Tangiers. Harry is preparing his wife's birthday dinner while she is still at work and their son, Dillon, is upstairs asleep in bed. Harry suddenly remembers that he's left Robin's gift at the café in town. It's only a five minute walk away and Dillon's so tricky to put down for the night, so Harry decides to run out on his own and fetch the present.

Disaster strikes. An earthquake hits, buildings crumble, people scream and run. Harry fights his way through the crowd to his house, only to find it razed to the ground. Dillon is presumed dead, though his body is never found.

Five years later, Harry and Robin have settled into a new kind of life after relocating to their native Dublin. Their grief will always be with them, but lately it feels as if they're ready for a new beginning. Harry's career as an artist is taking off and Robin has just realized that she's pregnant.

But when Harry gets a glimpse of Dillon on the crowded streets of Dublin, the past comes rushing back at both of them.

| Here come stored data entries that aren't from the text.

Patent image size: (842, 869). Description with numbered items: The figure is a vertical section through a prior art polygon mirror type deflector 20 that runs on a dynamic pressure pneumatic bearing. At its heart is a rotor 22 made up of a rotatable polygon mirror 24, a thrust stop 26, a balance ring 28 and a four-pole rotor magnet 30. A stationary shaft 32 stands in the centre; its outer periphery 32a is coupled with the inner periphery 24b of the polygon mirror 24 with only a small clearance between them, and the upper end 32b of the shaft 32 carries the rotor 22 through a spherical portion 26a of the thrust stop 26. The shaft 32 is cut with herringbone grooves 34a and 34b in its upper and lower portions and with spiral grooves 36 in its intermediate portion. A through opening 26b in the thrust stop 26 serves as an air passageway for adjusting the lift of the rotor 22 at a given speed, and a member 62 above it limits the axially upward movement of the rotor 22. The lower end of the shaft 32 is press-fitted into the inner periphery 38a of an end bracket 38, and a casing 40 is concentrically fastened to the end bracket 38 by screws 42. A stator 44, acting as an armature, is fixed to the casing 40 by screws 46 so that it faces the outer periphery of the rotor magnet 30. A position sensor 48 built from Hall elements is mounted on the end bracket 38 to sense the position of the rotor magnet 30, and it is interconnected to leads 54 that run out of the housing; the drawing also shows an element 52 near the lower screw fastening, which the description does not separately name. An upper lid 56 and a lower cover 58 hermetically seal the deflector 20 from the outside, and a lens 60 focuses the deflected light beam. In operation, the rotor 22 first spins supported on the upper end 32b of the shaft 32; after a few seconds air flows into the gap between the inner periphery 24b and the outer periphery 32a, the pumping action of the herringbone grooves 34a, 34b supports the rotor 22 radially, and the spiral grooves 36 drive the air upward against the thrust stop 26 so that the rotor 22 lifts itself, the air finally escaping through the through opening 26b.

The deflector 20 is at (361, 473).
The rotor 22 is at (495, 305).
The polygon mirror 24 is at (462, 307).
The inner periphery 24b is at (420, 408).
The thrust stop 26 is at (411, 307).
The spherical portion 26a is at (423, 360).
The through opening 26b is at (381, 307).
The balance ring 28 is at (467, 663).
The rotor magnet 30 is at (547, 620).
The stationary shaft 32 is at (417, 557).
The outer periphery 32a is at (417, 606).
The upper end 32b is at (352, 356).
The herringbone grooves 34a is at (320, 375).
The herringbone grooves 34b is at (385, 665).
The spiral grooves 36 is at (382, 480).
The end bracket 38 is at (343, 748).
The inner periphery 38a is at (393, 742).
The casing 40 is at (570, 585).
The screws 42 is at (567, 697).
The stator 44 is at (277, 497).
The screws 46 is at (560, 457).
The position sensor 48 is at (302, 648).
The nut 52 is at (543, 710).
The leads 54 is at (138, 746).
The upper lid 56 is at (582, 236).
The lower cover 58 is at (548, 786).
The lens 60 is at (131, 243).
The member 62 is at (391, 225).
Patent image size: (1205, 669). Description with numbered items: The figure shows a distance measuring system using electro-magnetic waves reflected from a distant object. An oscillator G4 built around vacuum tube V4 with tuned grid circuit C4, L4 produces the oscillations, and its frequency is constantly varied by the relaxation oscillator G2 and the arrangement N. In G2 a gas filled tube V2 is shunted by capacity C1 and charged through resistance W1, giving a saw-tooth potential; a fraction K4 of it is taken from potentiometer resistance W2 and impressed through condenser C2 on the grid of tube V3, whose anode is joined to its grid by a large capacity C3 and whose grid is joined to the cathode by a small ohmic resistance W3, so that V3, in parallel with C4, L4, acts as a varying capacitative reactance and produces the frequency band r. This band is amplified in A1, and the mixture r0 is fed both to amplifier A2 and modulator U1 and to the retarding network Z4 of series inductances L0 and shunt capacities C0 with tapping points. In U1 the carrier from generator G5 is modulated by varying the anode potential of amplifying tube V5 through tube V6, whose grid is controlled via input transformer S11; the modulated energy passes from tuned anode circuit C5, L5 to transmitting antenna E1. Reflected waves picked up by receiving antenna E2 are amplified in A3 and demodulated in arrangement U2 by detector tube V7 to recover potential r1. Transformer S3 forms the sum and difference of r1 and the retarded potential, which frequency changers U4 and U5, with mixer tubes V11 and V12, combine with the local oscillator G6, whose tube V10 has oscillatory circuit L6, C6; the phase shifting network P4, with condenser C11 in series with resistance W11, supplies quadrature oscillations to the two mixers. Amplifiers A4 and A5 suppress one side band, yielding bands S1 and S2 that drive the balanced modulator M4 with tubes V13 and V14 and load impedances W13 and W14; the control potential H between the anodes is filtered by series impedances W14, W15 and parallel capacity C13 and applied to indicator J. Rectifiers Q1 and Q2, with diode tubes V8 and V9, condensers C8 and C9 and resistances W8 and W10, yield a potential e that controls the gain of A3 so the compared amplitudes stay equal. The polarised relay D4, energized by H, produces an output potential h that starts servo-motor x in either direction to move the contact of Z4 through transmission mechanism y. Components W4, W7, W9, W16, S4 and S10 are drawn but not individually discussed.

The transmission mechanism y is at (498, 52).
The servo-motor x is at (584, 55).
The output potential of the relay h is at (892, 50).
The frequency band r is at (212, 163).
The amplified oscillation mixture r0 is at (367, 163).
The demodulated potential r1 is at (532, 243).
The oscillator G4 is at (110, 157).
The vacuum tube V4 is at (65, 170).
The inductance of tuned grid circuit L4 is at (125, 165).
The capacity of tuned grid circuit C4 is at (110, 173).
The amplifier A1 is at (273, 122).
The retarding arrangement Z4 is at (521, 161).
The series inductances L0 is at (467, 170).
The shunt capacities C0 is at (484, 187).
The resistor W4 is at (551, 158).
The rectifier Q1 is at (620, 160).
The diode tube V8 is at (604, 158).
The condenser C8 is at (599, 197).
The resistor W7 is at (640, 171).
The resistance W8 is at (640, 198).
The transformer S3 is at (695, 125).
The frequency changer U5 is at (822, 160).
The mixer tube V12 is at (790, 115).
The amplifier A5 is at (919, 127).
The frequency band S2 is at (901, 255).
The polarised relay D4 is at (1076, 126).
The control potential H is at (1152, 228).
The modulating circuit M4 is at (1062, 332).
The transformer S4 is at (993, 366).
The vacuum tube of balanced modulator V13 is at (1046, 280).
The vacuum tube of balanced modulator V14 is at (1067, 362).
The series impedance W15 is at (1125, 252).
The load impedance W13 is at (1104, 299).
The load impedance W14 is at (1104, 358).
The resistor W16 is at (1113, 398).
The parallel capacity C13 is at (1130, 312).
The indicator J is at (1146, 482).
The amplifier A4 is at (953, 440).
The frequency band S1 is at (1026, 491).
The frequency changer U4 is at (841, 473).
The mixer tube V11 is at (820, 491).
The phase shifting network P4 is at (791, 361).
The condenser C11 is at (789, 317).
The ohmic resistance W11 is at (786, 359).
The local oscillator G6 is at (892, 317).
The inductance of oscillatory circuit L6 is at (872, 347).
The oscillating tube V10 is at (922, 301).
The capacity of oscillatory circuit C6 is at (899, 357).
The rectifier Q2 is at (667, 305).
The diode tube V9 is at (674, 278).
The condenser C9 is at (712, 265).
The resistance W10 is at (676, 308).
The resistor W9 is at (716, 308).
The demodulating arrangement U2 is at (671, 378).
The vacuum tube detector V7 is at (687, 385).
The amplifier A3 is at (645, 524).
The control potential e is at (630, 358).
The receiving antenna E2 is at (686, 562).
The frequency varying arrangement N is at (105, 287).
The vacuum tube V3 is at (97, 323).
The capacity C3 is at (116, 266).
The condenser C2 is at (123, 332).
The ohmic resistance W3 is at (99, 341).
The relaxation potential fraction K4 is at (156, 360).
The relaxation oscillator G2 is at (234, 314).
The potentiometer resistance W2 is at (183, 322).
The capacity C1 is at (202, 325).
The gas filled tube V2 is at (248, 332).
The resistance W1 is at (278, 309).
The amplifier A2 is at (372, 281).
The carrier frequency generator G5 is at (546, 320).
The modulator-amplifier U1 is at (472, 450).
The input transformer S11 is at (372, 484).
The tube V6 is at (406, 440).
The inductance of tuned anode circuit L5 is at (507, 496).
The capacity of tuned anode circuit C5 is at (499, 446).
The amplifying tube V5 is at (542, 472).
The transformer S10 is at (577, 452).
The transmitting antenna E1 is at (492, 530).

Has Dillon been alive all these years? Or was what Harry saw just a figment of his guilt-ridden imagination?


REVIEW:
This wonderful story about a parent's ultimate despair is less a thriller, and more a portrait of a family suffering to overcome the loss of a child and the guilty knowledge that the loss was avoidable. I enjoyed the mixed narrators and the way they slowly reveal facts that explain the complicated reality of this troubled couple. The story is engrossing, especially as the threads begin to unravel. That said, I was ultimately unable to find it in myself to like Harry or to understand why Robin stays with him despite everything he has done. I also wouldn't consider it a thriller in the typical sense up until the very end despite the psychological tension. I would have given this 5 stars if not for the ending which felt both rushed and unsatisfying.